Going beyond the transactional services of haircuts and beard trims, barber shops have long been a central hub for gathering and sharing information, as a town hall meeting, of sorts, that gave men and boys a place to connect with one another.
Barbers and hairstylists help us look and feel our very best but often stand in as counselors, ministers, curators of culture and history, and a patient sounding board. The American Barber Association says that “every year barbers and barbershops serve millions of Americans, hearing their struggles, hopes and dreams.”
I suppose putting your faith in the hands of a person holding a razor to your neck requires a level of confidence and vulnerability typically reserved for your mother or a surgeon. And beyond safety, they wield the power to shake your ego in one swipe of an unguarded clipper.

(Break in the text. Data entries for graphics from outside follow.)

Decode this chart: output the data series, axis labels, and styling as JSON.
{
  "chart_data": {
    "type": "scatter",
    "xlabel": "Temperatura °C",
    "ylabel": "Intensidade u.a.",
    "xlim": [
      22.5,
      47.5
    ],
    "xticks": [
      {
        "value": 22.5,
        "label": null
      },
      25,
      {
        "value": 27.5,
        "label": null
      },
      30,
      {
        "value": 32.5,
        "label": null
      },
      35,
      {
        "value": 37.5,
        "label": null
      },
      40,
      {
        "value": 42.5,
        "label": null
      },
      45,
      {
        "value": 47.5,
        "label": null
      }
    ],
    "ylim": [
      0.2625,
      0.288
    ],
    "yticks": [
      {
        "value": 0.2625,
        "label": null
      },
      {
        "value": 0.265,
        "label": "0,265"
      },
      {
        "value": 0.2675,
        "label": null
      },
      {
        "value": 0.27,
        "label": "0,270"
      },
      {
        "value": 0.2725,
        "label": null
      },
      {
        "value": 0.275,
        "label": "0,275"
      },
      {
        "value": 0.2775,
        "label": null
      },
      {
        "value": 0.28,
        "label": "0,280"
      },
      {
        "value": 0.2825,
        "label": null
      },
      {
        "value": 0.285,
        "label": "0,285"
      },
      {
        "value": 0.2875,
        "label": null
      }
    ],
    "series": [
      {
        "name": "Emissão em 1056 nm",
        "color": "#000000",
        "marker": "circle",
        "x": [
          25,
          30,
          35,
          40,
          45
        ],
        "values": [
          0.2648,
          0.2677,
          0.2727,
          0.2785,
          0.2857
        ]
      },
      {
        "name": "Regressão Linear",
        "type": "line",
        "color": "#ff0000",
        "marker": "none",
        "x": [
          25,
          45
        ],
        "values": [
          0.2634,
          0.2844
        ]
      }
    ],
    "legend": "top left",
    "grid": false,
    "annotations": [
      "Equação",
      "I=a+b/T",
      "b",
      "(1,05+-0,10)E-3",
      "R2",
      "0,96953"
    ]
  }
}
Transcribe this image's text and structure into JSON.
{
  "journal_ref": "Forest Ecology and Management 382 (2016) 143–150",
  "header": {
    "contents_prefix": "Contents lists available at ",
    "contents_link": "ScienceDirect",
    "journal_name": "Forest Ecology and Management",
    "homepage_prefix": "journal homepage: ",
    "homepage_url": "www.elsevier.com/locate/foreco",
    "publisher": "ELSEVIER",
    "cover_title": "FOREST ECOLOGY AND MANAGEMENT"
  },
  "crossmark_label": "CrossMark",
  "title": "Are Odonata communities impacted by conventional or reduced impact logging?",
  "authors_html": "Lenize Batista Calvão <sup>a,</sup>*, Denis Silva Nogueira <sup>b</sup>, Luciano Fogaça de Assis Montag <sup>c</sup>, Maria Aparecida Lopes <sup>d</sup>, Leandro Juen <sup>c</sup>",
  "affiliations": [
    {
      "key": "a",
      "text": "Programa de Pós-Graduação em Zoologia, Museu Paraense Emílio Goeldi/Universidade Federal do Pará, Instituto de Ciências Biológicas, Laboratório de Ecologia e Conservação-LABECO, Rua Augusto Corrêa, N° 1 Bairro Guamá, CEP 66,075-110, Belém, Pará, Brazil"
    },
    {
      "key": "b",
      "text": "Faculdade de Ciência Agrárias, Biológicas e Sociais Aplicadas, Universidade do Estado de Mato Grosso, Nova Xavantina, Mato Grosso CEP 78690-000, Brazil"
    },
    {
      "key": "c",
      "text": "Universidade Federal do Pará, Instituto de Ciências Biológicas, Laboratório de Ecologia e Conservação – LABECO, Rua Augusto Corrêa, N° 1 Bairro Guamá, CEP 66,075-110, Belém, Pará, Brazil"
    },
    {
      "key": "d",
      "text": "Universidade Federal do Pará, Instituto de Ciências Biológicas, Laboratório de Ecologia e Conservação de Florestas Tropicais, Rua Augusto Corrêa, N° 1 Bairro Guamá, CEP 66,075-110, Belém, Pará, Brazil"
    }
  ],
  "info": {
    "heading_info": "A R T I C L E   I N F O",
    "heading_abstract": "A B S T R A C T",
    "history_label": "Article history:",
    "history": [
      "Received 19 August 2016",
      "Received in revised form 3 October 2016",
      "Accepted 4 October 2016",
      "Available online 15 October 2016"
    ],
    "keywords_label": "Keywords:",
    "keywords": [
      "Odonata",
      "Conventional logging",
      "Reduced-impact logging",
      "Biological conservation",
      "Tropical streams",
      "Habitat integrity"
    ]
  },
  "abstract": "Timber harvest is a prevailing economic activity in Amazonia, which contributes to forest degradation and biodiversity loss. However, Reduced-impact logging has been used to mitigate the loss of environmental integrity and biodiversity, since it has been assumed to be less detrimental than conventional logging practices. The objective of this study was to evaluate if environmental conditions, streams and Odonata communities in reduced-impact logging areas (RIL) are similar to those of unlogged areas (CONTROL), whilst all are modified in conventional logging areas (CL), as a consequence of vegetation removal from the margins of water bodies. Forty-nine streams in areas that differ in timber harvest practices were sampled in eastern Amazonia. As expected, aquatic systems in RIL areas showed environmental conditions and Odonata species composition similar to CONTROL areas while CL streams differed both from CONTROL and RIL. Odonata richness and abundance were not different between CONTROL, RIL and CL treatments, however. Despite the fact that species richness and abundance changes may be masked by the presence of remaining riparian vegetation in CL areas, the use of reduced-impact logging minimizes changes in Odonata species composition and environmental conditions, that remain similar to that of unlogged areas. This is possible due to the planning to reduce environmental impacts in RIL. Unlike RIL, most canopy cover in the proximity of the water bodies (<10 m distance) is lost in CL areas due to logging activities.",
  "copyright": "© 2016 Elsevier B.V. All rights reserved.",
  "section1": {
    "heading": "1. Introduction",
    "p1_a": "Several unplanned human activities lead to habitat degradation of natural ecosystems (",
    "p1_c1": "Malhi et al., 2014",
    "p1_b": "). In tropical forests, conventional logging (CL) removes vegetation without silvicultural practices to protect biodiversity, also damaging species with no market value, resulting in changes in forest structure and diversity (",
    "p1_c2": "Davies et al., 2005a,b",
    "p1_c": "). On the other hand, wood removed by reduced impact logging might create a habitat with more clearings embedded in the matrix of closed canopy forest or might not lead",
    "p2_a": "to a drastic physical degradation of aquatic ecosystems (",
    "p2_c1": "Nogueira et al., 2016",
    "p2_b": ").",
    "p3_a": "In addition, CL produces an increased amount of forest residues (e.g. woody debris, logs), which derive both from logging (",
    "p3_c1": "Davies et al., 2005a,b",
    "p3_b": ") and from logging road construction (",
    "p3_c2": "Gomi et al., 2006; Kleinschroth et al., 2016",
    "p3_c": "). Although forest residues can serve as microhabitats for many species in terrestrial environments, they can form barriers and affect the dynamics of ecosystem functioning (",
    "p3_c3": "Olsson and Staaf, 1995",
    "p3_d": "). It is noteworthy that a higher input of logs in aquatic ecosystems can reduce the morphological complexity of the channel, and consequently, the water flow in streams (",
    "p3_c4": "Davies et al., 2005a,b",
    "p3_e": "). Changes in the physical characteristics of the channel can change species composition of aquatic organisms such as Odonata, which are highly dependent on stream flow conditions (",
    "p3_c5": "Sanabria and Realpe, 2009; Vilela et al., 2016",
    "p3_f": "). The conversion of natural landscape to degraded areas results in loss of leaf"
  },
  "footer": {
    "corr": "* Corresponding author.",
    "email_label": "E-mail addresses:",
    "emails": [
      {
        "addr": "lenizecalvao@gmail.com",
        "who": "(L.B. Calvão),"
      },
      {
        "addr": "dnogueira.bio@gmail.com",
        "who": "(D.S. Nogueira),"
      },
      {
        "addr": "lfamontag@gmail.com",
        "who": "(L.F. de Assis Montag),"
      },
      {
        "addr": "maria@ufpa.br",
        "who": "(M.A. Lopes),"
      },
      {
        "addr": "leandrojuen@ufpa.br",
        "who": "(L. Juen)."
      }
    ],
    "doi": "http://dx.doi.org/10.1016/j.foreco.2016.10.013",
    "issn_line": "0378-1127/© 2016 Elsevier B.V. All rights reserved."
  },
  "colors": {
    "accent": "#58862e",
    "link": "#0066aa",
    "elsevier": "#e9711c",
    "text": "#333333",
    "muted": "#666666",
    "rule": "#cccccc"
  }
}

Perhaps it is for this reason that so many feel a sense of ease and security in the barber chair. If a barber can be trusted with a razor, perhaps they can be trusted with listening. It is certainly part of the trusted exchange in the loyal client base of Chuck Brown at East Hill Barbershop.
“Barber school was the last thing on my mind,” Brown says, remembering a time in his life almost ten years ago when he had serious choices to make, including sobriety and direction for his life. After sweating it out working in construction in the Florida heat, a light bulb turned on when he saw a sign for the Barber Academy. Nine months of training later, he was ready to work.
“My favorite part [of barbering] is the social aspect of it and helping people,” he says, acknowledging that his own story of achieving sobriety, a career change, and improving his life is an encouraging light for anyone who sits in his chair.
Chuck Brown isn’t the only one who’s made changes in the last ten years. East Hill Barber Shop owner, Jason Taylor, was on to something when he started the shop capturing the iconic feel of a bygone barber shop while implementing modern conveniences like online booking.
His most recent creation, The Green Room Barber Shop builds on the success of East Hill but with a different style that is a cross between a proper barber shop and a modern salon. For more on Jason and the Green Room, click here.
The something that Taylor was on to is the resurgence of barbering as a profession and as a cornerstone for communities, with steady growth of 5-7% since 2013. The market size, measured by revenue, of the Barber Shops industry was $5.1bn in 2022, according to IBISWorld market research firm.
Joe Brown died in 2020 at the age of 104, taking with him a lifetime of stories and a legacy of service that will likely be unmatched.
If you’re longing for a little nostalgia and a place to connect in your community, make an appointment at a barber shop. There’s a new generation of professionals doing a fine job of picking up the scissors that legends like Brown, Arthur Smith, and Curtis Morris laid down, and well…running with them.
And unless you’re on the losing end of a graduation dare gone wrong, you are almost always better off leaving a barber shop than when you went in.